We are having a problem with one of our roommates. We believe she is in an abusive relationship with her boyfriend who lives out of state. They are constantly texting (she has to text back within 5 minutes or he gets mad) and they skype when ever she is home. Last quarter she missed a month of school and has already missed school this quarter and is struggling to keep above it all. She doesn't go out very often, she is shy and suffers from depression as well. They are up late hours into the night yelling at each other. Recently two of our roommates confronted her about the yelling and to tell her we were all worried. She is only somewhat close with one of our roommates because when she is home they are on skype to each other and she never comes out of her room. They tried to tell her they were there to help but she didn't seem interested, or even aware that he is "abusing" her. We want to talk to her about the noise level because she keeps the other four of us awake at night yelling and it's awkward to hear their conversations. But we also really want to help her. We think she doesn't realize that he is abusing her and we are all convinced that she would never go see a councilor or get any other help.
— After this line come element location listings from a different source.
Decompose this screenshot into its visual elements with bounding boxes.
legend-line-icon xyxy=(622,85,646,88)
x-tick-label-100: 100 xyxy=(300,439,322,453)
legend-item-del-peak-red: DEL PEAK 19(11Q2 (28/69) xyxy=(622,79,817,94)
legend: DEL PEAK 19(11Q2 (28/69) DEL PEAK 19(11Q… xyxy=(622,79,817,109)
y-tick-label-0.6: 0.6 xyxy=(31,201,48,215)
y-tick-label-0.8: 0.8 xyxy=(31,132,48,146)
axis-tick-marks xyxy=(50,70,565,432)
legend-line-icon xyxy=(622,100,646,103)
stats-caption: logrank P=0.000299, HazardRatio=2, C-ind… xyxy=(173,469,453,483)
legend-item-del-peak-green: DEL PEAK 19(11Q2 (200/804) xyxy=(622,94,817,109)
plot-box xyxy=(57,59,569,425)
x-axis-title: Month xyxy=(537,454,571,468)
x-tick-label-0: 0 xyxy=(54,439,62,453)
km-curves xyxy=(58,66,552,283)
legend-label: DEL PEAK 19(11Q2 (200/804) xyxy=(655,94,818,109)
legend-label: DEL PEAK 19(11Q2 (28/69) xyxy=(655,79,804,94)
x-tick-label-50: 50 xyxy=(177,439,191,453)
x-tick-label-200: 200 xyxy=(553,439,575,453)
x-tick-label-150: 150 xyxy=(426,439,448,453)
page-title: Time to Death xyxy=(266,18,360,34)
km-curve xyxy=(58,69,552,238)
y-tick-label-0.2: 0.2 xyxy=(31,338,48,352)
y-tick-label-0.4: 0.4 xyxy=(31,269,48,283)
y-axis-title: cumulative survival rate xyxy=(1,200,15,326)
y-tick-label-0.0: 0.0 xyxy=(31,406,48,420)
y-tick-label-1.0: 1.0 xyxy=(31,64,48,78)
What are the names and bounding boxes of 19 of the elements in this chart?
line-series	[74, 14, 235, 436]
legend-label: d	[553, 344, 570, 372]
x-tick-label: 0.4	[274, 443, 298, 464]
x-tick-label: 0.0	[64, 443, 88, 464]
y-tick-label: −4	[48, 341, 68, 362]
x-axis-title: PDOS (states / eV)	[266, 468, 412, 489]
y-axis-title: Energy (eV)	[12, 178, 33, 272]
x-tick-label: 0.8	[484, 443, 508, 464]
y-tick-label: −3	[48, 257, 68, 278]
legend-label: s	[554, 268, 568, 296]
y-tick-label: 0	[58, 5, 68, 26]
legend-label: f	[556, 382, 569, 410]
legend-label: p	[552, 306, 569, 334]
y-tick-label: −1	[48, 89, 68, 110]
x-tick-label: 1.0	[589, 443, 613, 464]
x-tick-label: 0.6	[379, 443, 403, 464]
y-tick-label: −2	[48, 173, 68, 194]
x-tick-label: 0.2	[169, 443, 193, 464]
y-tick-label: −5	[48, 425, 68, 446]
We need help talking to her about the abuse and the noise level. We want to let her know that we are on her side and that she doesn't need to change or be kept on a leash by any one. We have a fear though because of her depression we don't want her to feel worse. One of her friends tried to talk with her before about the fact that she thought her boyfriend was abusing her and she got very aggressive and angry--it somewhat strained their relationship--and now that friend refuses to talk to her about the situation.
You have made a really good effort already to try to help her see, from your perspective, how she is being abused in this relationship and it is so important that you not give up in your efforts.
It sounds as if you are living together off campus. If that is not the case, then enlist your RA/RD in this process as they are trained to be part of an intervention in just this kind of situation.
Off campus, you would have to rely on the power of numbers. If all her roommates sit down with her and tell her how worried you are, how her behavior is affecting you and keeping you awake, and that you are asking, as her friends, to go with her to see a professional, that intervention usually works.
We recommend Katie Plewa in CASAS 650-3700 as the best resource for this kind of abusive relationship counseling. She is able to give practical suggestions to your roommate about how to handle this boyfriend, and also look at the seriousness of the depression she is experiencing.
You are also welcome to call CASAS during normal working hours to talk with Katie yourself for more ideas.